Once you can draw the picture above for every agent you run, you have the input the BCP actually needs. Until then, you are planning for a system whose shape you do not know.
BCP: what to do when it breaks
A continuity plan that exists only on paper is not a plan. Three moves, all tested regularly:
Practice the outage
Run game-days. Block the primary model endpoint at the network layer and watch what happens. Measure how long it takes you to detect the failure, how clean the failover is, and whether the degraded mode actually degrades - or quietly breaks in a way nobody notices until Monday. An agent outage you have rehearsed costs you hours. One you have not rehearsed costs you days.
Human as replacement
Every agent task needs a documented human runbook. Who picks up tier-1 tickets when the agent is down? What is the SLA in manual mode? How does work get routed back to humans without dropping on the floor? The handoff has to be written down, staffed, and practiced. If your answer is “we’ll figure it out,” you do not have a plan.

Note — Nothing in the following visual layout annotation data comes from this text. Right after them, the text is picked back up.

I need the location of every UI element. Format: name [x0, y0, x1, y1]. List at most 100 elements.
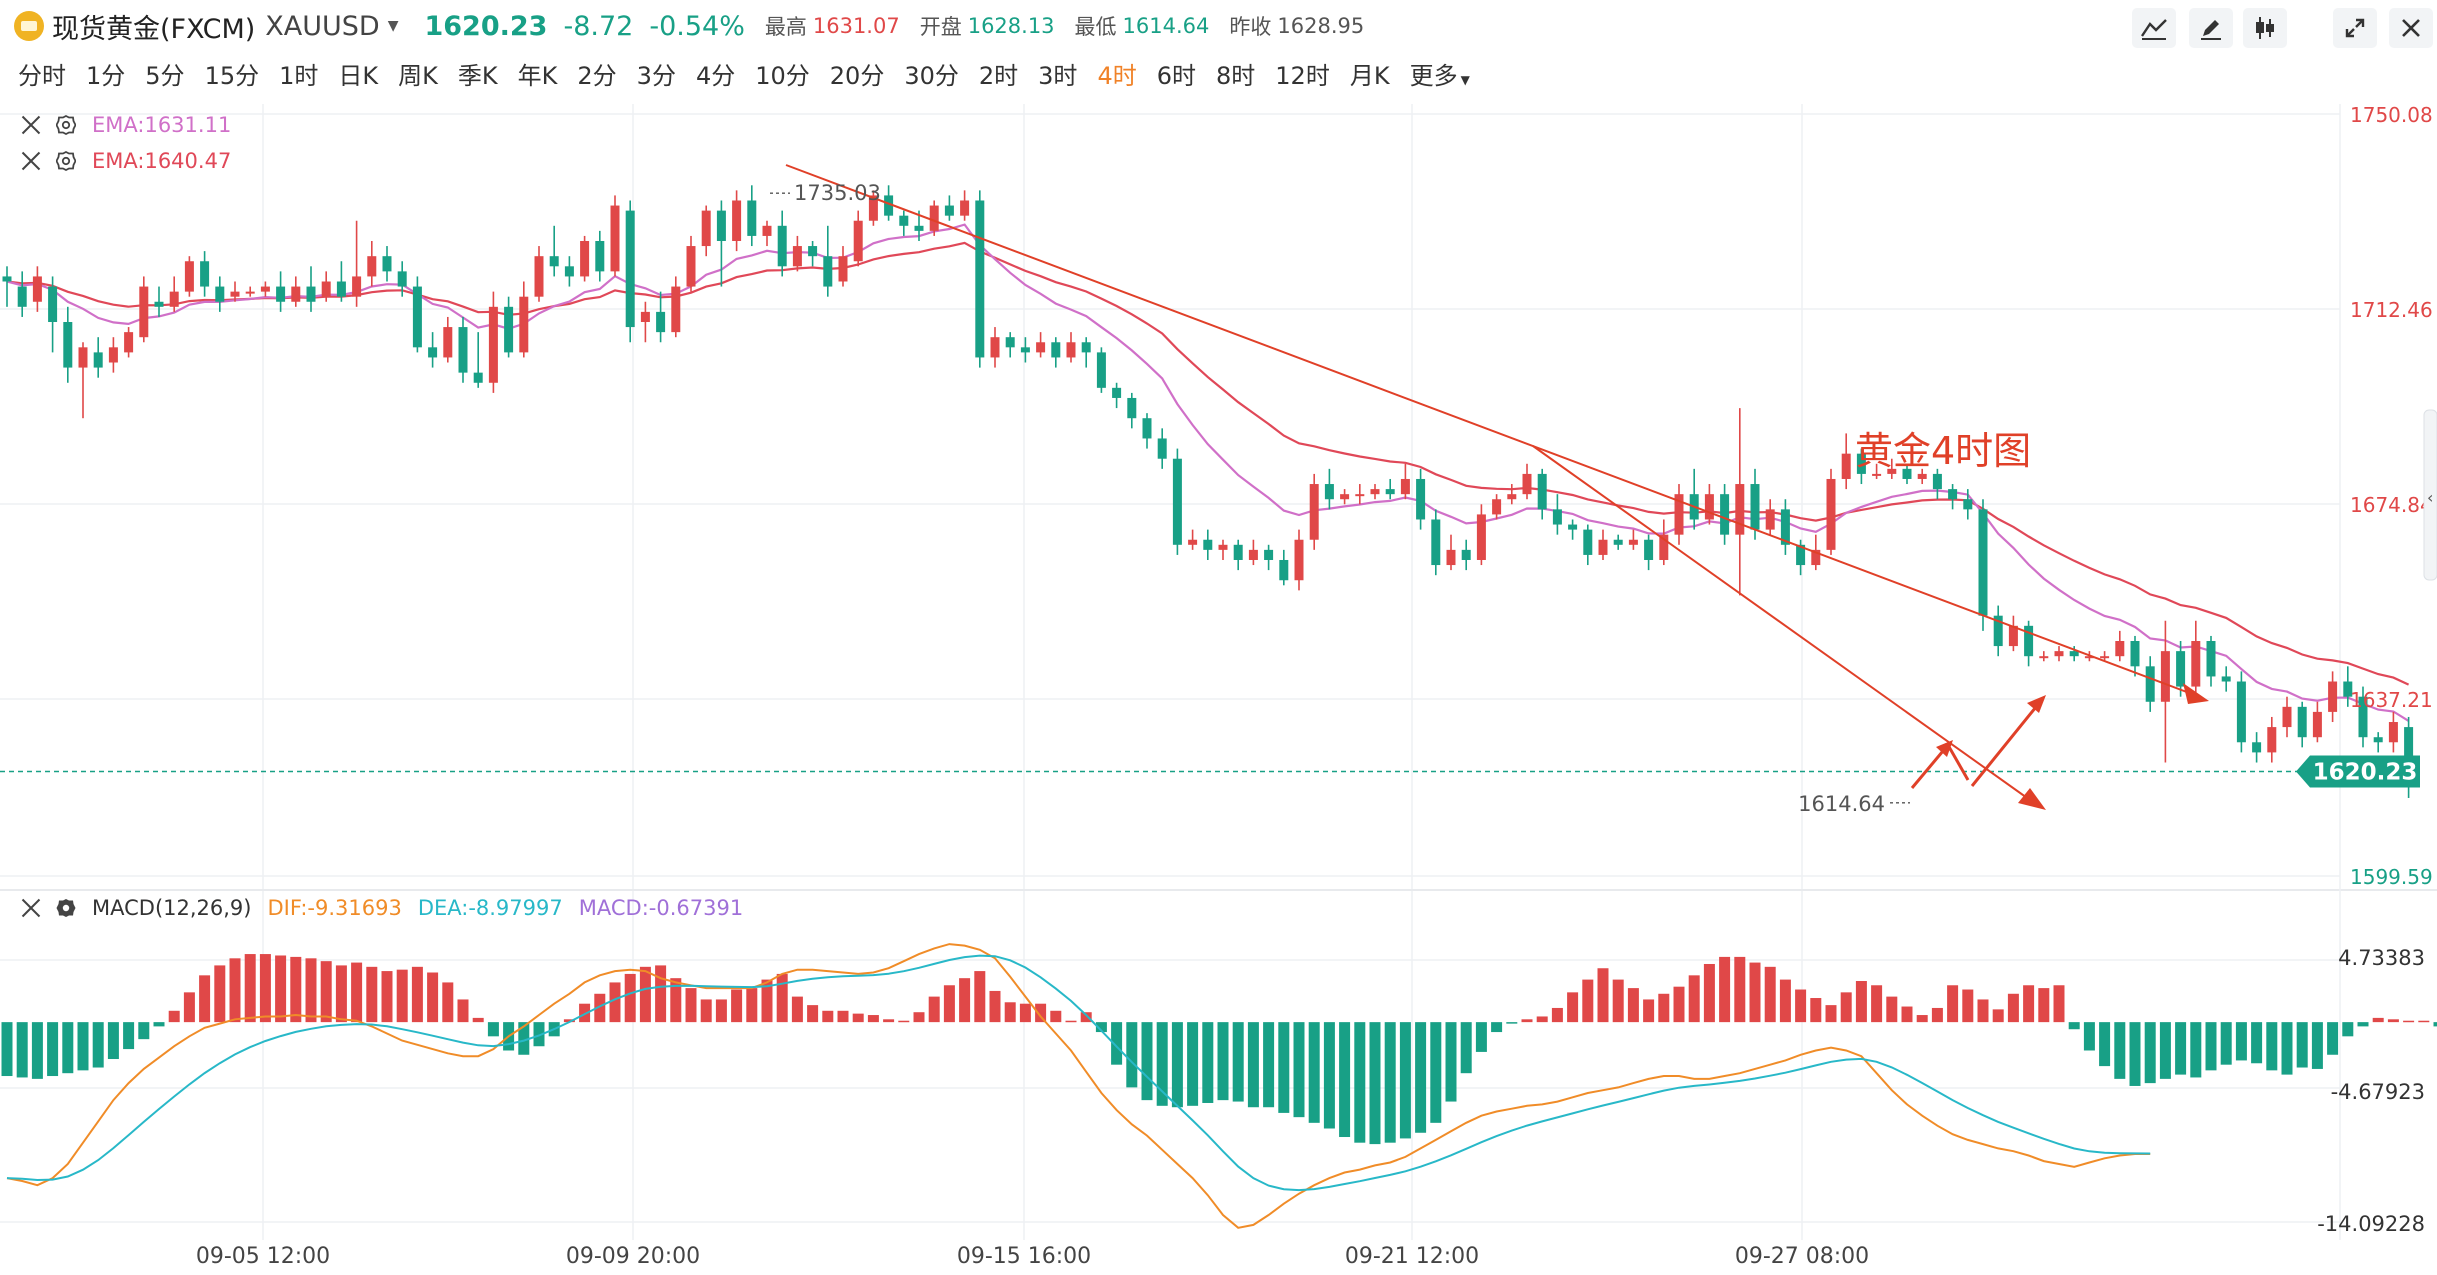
- candle-body: [2130, 641, 2140, 667]
- period-tab[interactable]: 年K: [517, 61, 558, 90]
- candle-body: [1507, 494, 1517, 500]
- more-periods-button[interactable]: 更多 ▼: [1410, 56, 1470, 91]
- candle-body: [1446, 549, 1456, 566]
- macd-bar: [1551, 1007, 1563, 1023]
- candle-body: [2373, 737, 2383, 743]
- close-icon[interactable]: [2389, 8, 2433, 48]
- period-tab[interactable]: 3分: [636, 61, 676, 90]
- candle-body: [412, 286, 422, 348]
- period-tab[interactable]: 15分: [204, 61, 260, 90]
- period-tab[interactable]: 20分: [829, 61, 885, 90]
- ema-short-value: EMA:1631.11: [92, 113, 232, 137]
- close-icon[interactable]: [20, 114, 42, 136]
- period-tab[interactable]: 5分: [145, 61, 185, 90]
- period-tab[interactable]: 3时: [1038, 61, 1078, 90]
- time-tick: 09-09 20:00: [566, 1244, 700, 1269]
- candle-body: [1461, 549, 1471, 560]
- instrument-symbol[interactable]: XAUUSD: [265, 10, 380, 42]
- candle-body: [1279, 559, 1289, 581]
- macd-bar: [1931, 1007, 1943, 1023]
- period-tab[interactable]: 分时: [18, 61, 66, 90]
- close-icon[interactable]: [20, 150, 42, 172]
- macd-bar: [2387, 1019, 2399, 1023]
- forecast-arrow-up: [1970, 701, 2042, 787]
- period-tab[interactable]: 周K: [398, 61, 438, 90]
- macd-bar: [214, 965, 226, 1023]
- macd-bar: [1232, 1022, 1244, 1102]
- period-tab[interactable]: 2时: [978, 61, 1019, 90]
- macd-bar: [427, 972, 439, 1023]
- macd-bar: [123, 1022, 135, 1050]
- period-tab[interactable]: 6时: [1156, 61, 1196, 90]
- macd-bar: [822, 1010, 834, 1023]
- candle-body: [17, 286, 27, 307]
- period-tab[interactable]: 1分: [86, 61, 126, 90]
- candle-body: [2221, 676, 2231, 682]
- period-tab[interactable]: 10分: [755, 61, 810, 90]
- expand-icon[interactable]: [2333, 8, 2377, 48]
- candle-body: [1765, 509, 1775, 530]
- settings-icon[interactable]: [56, 115, 76, 135]
- macd-bar: [2129, 1022, 2141, 1086]
- period-tab[interactable]: 2分: [577, 61, 617, 90]
- macd-bar: [2023, 985, 2035, 1023]
- period-tab[interactable]: 月K: [1349, 61, 1390, 90]
- settings-icon[interactable]: [56, 151, 76, 171]
- period-tab-active[interactable]: 4时: [1097, 61, 1137, 90]
- macd-bar: [1141, 1022, 1153, 1101]
- macd-bar: [2311, 1022, 2323, 1069]
- macd-bar: [138, 1022, 150, 1040]
- line-draw-icon[interactable]: [2132, 8, 2176, 48]
- candle-body: [1537, 473, 1547, 510]
- caret-down-icon[interactable]: ▼: [387, 18, 399, 34]
- macd-bar: [2266, 1022, 2278, 1071]
- settings-icon[interactable]: [56, 898, 76, 918]
- macd-bar: [1354, 1022, 1366, 1143]
- pencil-icon[interactable]: [2189, 8, 2233, 48]
- ema-short-line: [6, 223, 2410, 722]
- macd-bar: [1597, 968, 1609, 1023]
- candle-body: [2024, 625, 2034, 657]
- macd-tick: -4.67923: [2331, 1080, 2425, 1104]
- macd-bar: [1080, 1012, 1092, 1023]
- candle-body: [1780, 509, 1790, 545]
- macd-bar: [411, 966, 423, 1023]
- period-tab[interactable]: 8时: [1216, 61, 1256, 90]
- candle-body: [306, 286, 316, 302]
- period-tab[interactable]: 30分: [904, 61, 959, 90]
- period-tab[interactable]: 1时: [279, 61, 319, 90]
- candle-body: [397, 271, 407, 287]
- macd-bar: [2068, 1022, 2080, 1030]
- macd-bar: [31, 1022, 43, 1079]
- macd-title: MACD(12,26,9): [92, 896, 252, 920]
- macd-bar: [1536, 1016, 1548, 1023]
- candle-style-icon[interactable]: [2243, 8, 2287, 48]
- macd-bar: [77, 1022, 89, 1071]
- macd-bar: [2418, 1020, 2430, 1023]
- period-tab[interactable]: 季K: [457, 61, 498, 90]
- macd-bar: [1506, 1022, 1518, 1024]
- close-icon[interactable]: [20, 897, 42, 919]
- candle-body: [1416, 478, 1426, 520]
- macd-bar: [1688, 975, 1700, 1023]
- macd-bar: [1567, 992, 1579, 1023]
- macd-bar: [837, 1010, 849, 1023]
- candle-body: [610, 205, 620, 272]
- candle-body: [625, 210, 635, 328]
- candle-body: [1720, 494, 1730, 535]
- candle-body: [1051, 342, 1061, 358]
- candle-body: [139, 286, 149, 338]
- period-tab[interactable]: 12时: [1275, 61, 1330, 90]
- candle-body: [899, 215, 909, 226]
- macd-bar: [1065, 1020, 1077, 1023]
- stat-low-label: 最低: [1074, 15, 1117, 39]
- candle-body: [1841, 453, 1851, 479]
- macd-bar: [244, 954, 256, 1023]
- period-tab[interactable]: 4分: [695, 61, 736, 90]
- period-tab[interactable]: 日K: [338, 61, 379, 90]
- candle-body: [2312, 711, 2322, 738]
- macd-bar: [320, 961, 332, 1023]
- candle-body: [2252, 742, 2262, 753]
- candle-body: [701, 210, 711, 247]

Another model as replacement
Multi-provider fallback is table stakes now. Abstract the model call so the agent can switch from Anthropic to OpenAI - or to a self-hosted open-weights model - without code changes in the business logic. The fallback path has to be exercised regularly, because an untested fallback is not a fallback; it is a promise. And when you switch, expect your evals to shift; the behavior will not be identical, and that is fine as long as the degraded behavior is acceptable.
Resilience is a practice, not a product
None of this is new. BCP discipline has been applied to databases, payment rails, and data centers for decades. AI agents are simply the next class of production system that needs the same treatment: an inventory, a risk model, a written plan, and a rehearsal schedule.
The organizations that treat their agents as critical infrastructure are the ones that will keep running when a provider has a bad Tuesday. The rest will find out the hard way that convenience is not the same as continuity.